Serta juga dilakukan di halaman masjid, halaman kelenteng dan juga gereja.
Tujuannya adalah untuk mengajak mereka melaksanakan perintah Allah, menunaikan ibadah puasa di bulan suci Ramadan dengan sebaik-baiknya.
Turut digaungkan, puasa bukan hanya rutinitas keagamaan tahunan, tetapi didalamnya banyak terkandung pesan moral serta ajaran nilai nilai luhur yang harus diterapkan dalam kehidupan sehari-hari.
Seperti jujur, sabar, sederhana, kasih sayang, keprihatinan,harapan, keuletan hidup dan lain-lain.
Karena itu, puasa seharusnya mampu mengubah perilaku, gaya hidup serta pola pikir pelakunya ke arah yang lebih baik dan lebih positif dan penuh harapan, karena implikasi dari penyucian jiwa itu, arahnya pada tindakan sosial seperti kasih sayang, tidak arogan, toleran, solider dan berempati kepada yang menderita.
"Hingga sekarang, program sahur keliling berhasil dilakukan di seantero Indonesia. Melalui program ini kami bisa merasakan indahnya keberagaman dan indahnya kebersamaan," ucap Sinta yang juga sempat menjadi jurnalis tersebut.
Di sisi lain, Gubernur Jawa Timur Khofifah Indar Parawansa mengatakan mantan ibu negara Sinta Nuriyah Wahid adalah sosok yang tak henti mencari ilmu. Bahkan tak sampai di sana, sosok Sinta adalah sosok yang tak lelah mengamalkan dan mengajarkan ilmu yang dimiliki.
"Puan Amal Hayati, lembaga yang beliau komandani masuk ke relung pesantren salaf dengan pesan mengimplementasikan Islam rahmatan lil a'lamin," kata Khofifah.
Universalitas nilai kemanusiaan diperjuangkan Sinta tanpa henti. Termasuk gerakan sahur dan buka puasa yang digagas dan rutin dilakukan sampai sekarang.

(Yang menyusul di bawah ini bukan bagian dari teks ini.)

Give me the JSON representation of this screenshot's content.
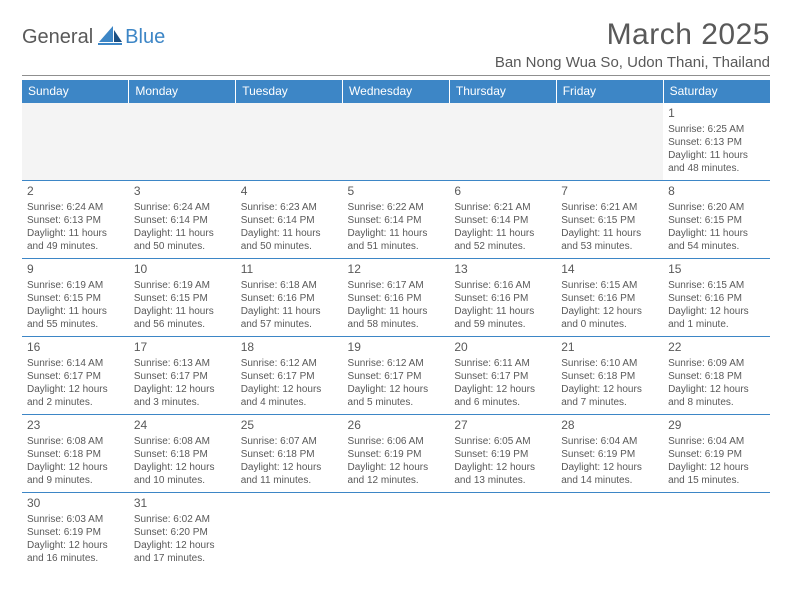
{
  "logo": {
    "a": "General",
    "b": "Blue"
  },
  "title": "March 2025",
  "location": "Ban Nong Wua So, Udon Thani, Thailand",
  "colors": {
    "accent": "#3d86c6",
    "text": "#595959",
    "emptyRow": "#f4f4f4"
  },
  "daysOfWeek": [
    "Sunday",
    "Monday",
    "Tuesday",
    "Wednesday",
    "Thursday",
    "Friday",
    "Saturday"
  ],
  "weeks": [
    [
      null,
      null,
      null,
      null,
      null,
      null,
      {
        "n": "1",
        "sunrise": "Sunrise: 6:25 AM",
        "sunset": "Sunset: 6:13 PM",
        "daylight": "Daylight: 11 hours and 48 minutes."
      }
    ],
    [
      {
        "n": "2",
        "sunrise": "Sunrise: 6:24 AM",
        "sunset": "Sunset: 6:13 PM",
        "daylight": "Daylight: 11 hours and 49 minutes."
      },
      {
        "n": "3",
        "sunrise": "Sunrise: 6:24 AM",
        "sunset": "Sunset: 6:14 PM",
        "daylight": "Daylight: 11 hours and 50 minutes."
      },
      {
        "n": "4",
        "sunrise": "Sunrise: 6:23 AM",
        "sunset": "Sunset: 6:14 PM",
        "daylight": "Daylight: 11 hours and 50 minutes."
      },
      {
        "n": "5",
        "sunrise": "Sunrise: 6:22 AM",
        "sunset": "Sunset: 6:14 PM",
        "daylight": "Daylight: 11 hours and 51 minutes."
      },
      {
        "n": "6",
        "sunrise": "Sunrise: 6:21 AM",
        "sunset": "Sunset: 6:14 PM",
        "daylight": "Daylight: 11 hours and 52 minutes."
      },
      {
        "n": "7",
        "sunrise": "Sunrise: 6:21 AM",
        "sunset": "Sunset: 6:15 PM",
        "daylight": "Daylight: 11 hours and 53 minutes."
      },
      {
        "n": "8",
        "sunrise": "Sunrise: 6:20 AM",
        "sunset": "Sunset: 6:15 PM",
        "daylight": "Daylight: 11 hours and 54 minutes."
      }
    ],
    [
      {
        "n": "9",
        "sunrise": "Sunrise: 6:19 AM",
        "sunset": "Sunset: 6:15 PM",
        "daylight": "Daylight: 11 hours and 55 minutes."
      },
      {
        "n": "10",
        "sunrise": "Sunrise: 6:19 AM",
        "sunset": "Sunset: 6:15 PM",
        "daylight": "Daylight: 11 hours and 56 minutes."
      },
      {
        "n": "11",
        "sunrise": "Sunrise: 6:18 AM",
        "sunset": "Sunset: 6:16 PM",
        "daylight": "Daylight: 11 hours and 57 minutes."
      },
      {
        "n": "12",
        "sunrise": "Sunrise: 6:17 AM",
        "sunset": "Sunset: 6:16 PM",
        "daylight": "Daylight: 11 hours and 58 minutes."
      },
      {
        "n": "13",
        "sunrise": "Sunrise: 6:16 AM",
        "sunset": "Sunset: 6:16 PM",
        "daylight": "Daylight: 11 hours and 59 minutes."
      },
      {
        "n": "14",
        "sunrise": "Sunrise: 6:15 AM",
        "sunset": "Sunset: 6:16 PM",
        "daylight": "Daylight: 12 hours and 0 minutes."
      },
      {
        "n": "15",
        "sunrise": "Sunrise: 6:15 AM",
        "sunset": "Sunset: 6:16 PM",
        "daylight": "Daylight: 12 hours and 1 minute."
      }
    ],
    [
      {
        "n": "16",
        "sunrise": "Sunrise: 6:14 AM",
        "sunset": "Sunset: 6:17 PM",
        "daylight": "Daylight: 12 hours and 2 minutes."
      },
      {
        "n": "17",
        "sunrise": "Sunrise: 6:13 AM",
        "sunset": "Sunset: 6:17 PM",
        "daylight": "Daylight: 12 hours and 3 minutes."
      },
      {
        "n": "18",
        "sunrise": "Sunrise: 6:12 AM",
        "sunset": "Sunset: 6:17 PM",
        "daylight": "Daylight: 12 hours and 4 minutes."
      },
      {
        "n": "19",
        "sunrise": "Sunrise: 6:12 AM",
        "sunset": "Sunset: 6:17 PM",
        "daylight": "Daylight: 12 hours and 5 minutes."
      },
      {
        "n": "20",
        "sunrise": "Sunrise: 6:11 AM",
        "sunset": "Sunset: 6:17 PM",
        "daylight": "Daylight: 12 hours and 6 minutes."
      },
      {
        "n": "21",
        "sunrise": "Sunrise: 6:10 AM",
        "sunset": "Sunset: 6:18 PM",
        "daylight": "Daylight: 12 hours and 7 minutes."
      },
      {
        "n": "22",
        "sunrise": "Sunrise: 6:09 AM",
        "sunset": "Sunset: 6:18 PM",
        "daylight": "Daylight: 12 hours and 8 minutes."
      }
    ],
    [
      {
        "n": "23",
        "sunrise": "Sunrise: 6:08 AM",
        "sunset": "Sunset: 6:18 PM",
        "daylight": "Daylight: 12 hours and 9 minutes."
      },
      {
        "n": "24",
        "sunrise": "Sunrise: 6:08 AM",
        "sunset": "Sunset: 6:18 PM",
        "daylight": "Daylight: 12 hours and 10 minutes."
      },
      {
        "n": "25",
        "sunrise": "Sunrise: 6:07 AM",
        "sunset": "Sunset: 6:18 PM",
        "daylight": "Daylight: 12 hours and 11 minutes."
      },
      {
        "n": "26",
        "sunrise": "Sunrise: 6:06 AM",
        "sunset": "Sunset: 6:19 PM",
        "daylight": "Daylight: 12 hours and 12 minutes."
      },
      {
        "n": "27",
        "sunrise": "Sunrise: 6:05 AM",
        "sunset": "Sunset: 6:19 PM",
        "daylight": "Daylight: 12 hours and 13 minutes."
      },
      {
        "n": "28",
        "sunrise": "Sunrise: 6:04 AM",
        "sunset": "Sunset: 6:19 PM",
        "daylight": "Daylight: 12 hours and 14 minutes."
      },
      {
        "n": "29",
        "sunrise": "Sunrise: 6:04 AM",
        "sunset": "Sunset: 6:19 PM",
        "daylight": "Daylight: 12 hours and 15 minutes."
      }
    ],
    [
      {
        "n": "30",
        "sunrise": "Sunrise: 6:03 AM",
        "sunset": "Sunset: 6:19 PM",
        "daylight": "Daylight: 12 hours and 16 minutes."
      },
      {
        "n": "31",
        "sunrise": "Sunrise: 6:02 AM",
        "sunset": "Sunset: 6:20 PM",
        "daylight": "Daylight: 12 hours and 17 minutes."
      },
      null,
      null,
      null,
      null,
      null
    ]
  ]
}
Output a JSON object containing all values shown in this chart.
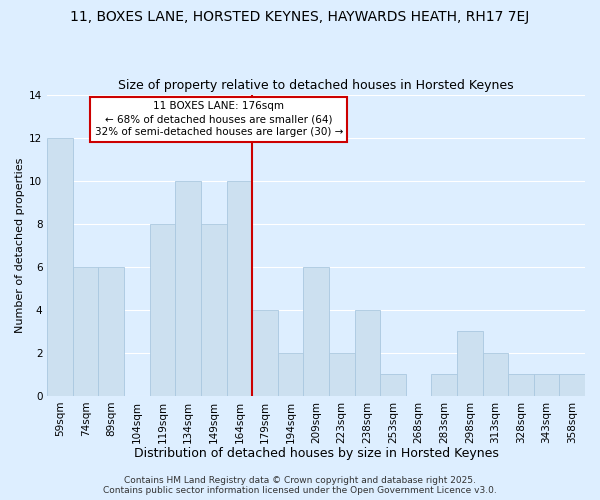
{
  "title": "11, BOXES LANE, HORSTED KEYNES, HAYWARDS HEATH, RH17 7EJ",
  "subtitle": "Size of property relative to detached houses in Horsted Keynes",
  "xlabel": "Distribution of detached houses by size in Horsted Keynes",
  "ylabel": "Number of detached properties",
  "bar_labels": [
    "59sqm",
    "74sqm",
    "89sqm",
    "104sqm",
    "119sqm",
    "134sqm",
    "149sqm",
    "164sqm",
    "179sqm",
    "194sqm",
    "209sqm",
    "223sqm",
    "238sqm",
    "253sqm",
    "268sqm",
    "283sqm",
    "298sqm",
    "313sqm",
    "328sqm",
    "343sqm",
    "358sqm"
  ],
  "bar_values": [
    12,
    6,
    6,
    0,
    8,
    10,
    8,
    10,
    4,
    2,
    6,
    2,
    4,
    1,
    0,
    1,
    3,
    2,
    1,
    1,
    1
  ],
  "bar_color": "#cce0f0",
  "bar_edge_color": "#aac8e0",
  "vline_color": "#cc0000",
  "annotation_title": "11 BOXES LANE: 176sqm",
  "annotation_line1": "← 68% of detached houses are smaller (64)",
  "annotation_line2": "32% of semi-detached houses are larger (30) →",
  "annotation_box_color": "#ffffff",
  "annotation_box_edge": "#cc0000",
  "ylim": [
    0,
    14
  ],
  "yticks": [
    0,
    2,
    4,
    6,
    8,
    10,
    12,
    14
  ],
  "background_color": "#ddeeff",
  "plot_bg_color": "#ddeeff",
  "grid_color": "#ffffff",
  "footer_line1": "Contains HM Land Registry data © Crown copyright and database right 2025.",
  "footer_line2": "Contains public sector information licensed under the Open Government Licence v3.0.",
  "title_fontsize": 10,
  "subtitle_fontsize": 9,
  "xlabel_fontsize": 9,
  "ylabel_fontsize": 8,
  "tick_fontsize": 7.5,
  "footer_fontsize": 6.5
}
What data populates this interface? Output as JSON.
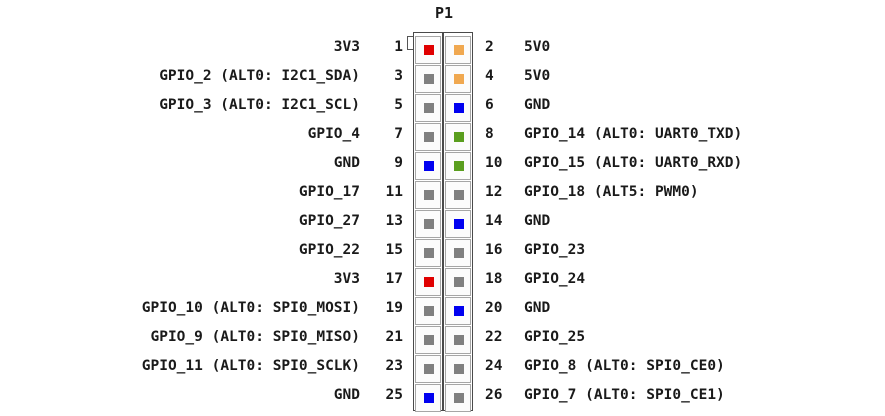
{
  "header_label": "P1",
  "pin_colors": {
    "power_3v3": "#e00000",
    "power_5v": "#f0a850",
    "ground": "#0000f0",
    "uart": "#5a9e1e",
    "gpio": "#808080"
  },
  "pins": [
    {
      "left": {
        "num": "1",
        "label": "3V3",
        "kind": "power_3v3"
      },
      "right": {
        "num": "2",
        "label": "5V0",
        "kind": "power_5v"
      }
    },
    {
      "left": {
        "num": "3",
        "label": "GPIO_2 (ALT0: I2C1_SDA)",
        "kind": "gpio"
      },
      "right": {
        "num": "4",
        "label": "5V0",
        "kind": "power_5v"
      }
    },
    {
      "left": {
        "num": "5",
        "label": "GPIO_3 (ALT0: I2C1_SCL)",
        "kind": "gpio"
      },
      "right": {
        "num": "6",
        "label": "GND",
        "kind": "ground"
      }
    },
    {
      "left": {
        "num": "7",
        "label": "GPIO_4",
        "kind": "gpio"
      },
      "right": {
        "num": "8",
        "label": "GPIO_14 (ALT0: UART0_TXD)",
        "kind": "uart"
      }
    },
    {
      "left": {
        "num": "9",
        "label": "GND",
        "kind": "ground"
      },
      "right": {
        "num": "10",
        "label": "GPIO_15 (ALT0: UART0_RXD)",
        "kind": "uart"
      }
    },
    {
      "left": {
        "num": "11",
        "label": "GPIO_17",
        "kind": "gpio"
      },
      "right": {
        "num": "12",
        "label": "GPIO_18 (ALT5: PWM0)",
        "kind": "gpio"
      }
    },
    {
      "left": {
        "num": "13",
        "label": "GPIO_27",
        "kind": "gpio"
      },
      "right": {
        "num": "14",
        "label": "GND",
        "kind": "ground"
      }
    },
    {
      "left": {
        "num": "15",
        "label": "GPIO_22",
        "kind": "gpio"
      },
      "right": {
        "num": "16",
        "label": "GPIO_23",
        "kind": "gpio"
      }
    },
    {
      "left": {
        "num": "17",
        "label": "3V3",
        "kind": "power_3v3"
      },
      "right": {
        "num": "18",
        "label": "GPIO_24",
        "kind": "gpio"
      }
    },
    {
      "left": {
        "num": "19",
        "label": "GPIO_10 (ALT0: SPI0_MOSI)",
        "kind": "gpio"
      },
      "right": {
        "num": "20",
        "label": "GND",
        "kind": "ground"
      }
    },
    {
      "left": {
        "num": "21",
        "label": "GPIO_9 (ALT0: SPI0_MISO)",
        "kind": "gpio"
      },
      "right": {
        "num": "22",
        "label": "GPIO_25",
        "kind": "gpio"
      }
    },
    {
      "left": {
        "num": "23",
        "label": "GPIO_11 (ALT0: SPI0_SCLK)",
        "kind": "gpio"
      },
      "right": {
        "num": "24",
        "label": "GPIO_8 (ALT0: SPI0_CE0)",
        "kind": "gpio"
      }
    },
    {
      "left": {
        "num": "25",
        "label": "GND",
        "kind": "ground"
      },
      "right": {
        "num": "26",
        "label": "GPIO_7 (ALT0: SPI0_CE1)",
        "kind": "gpio"
      }
    }
  ]
}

"Beliau rutin buka puasa dan sahur bersama setiap bulan Ramadhan keliling nusantara dengan menggandeng semua elemen termasuk buka puasa dan sahur di gereja. Beliau mengajarkan bahwa persaudaraan tidak mengenal batas suku, agama, adat dan sebagainya," pungkasnya.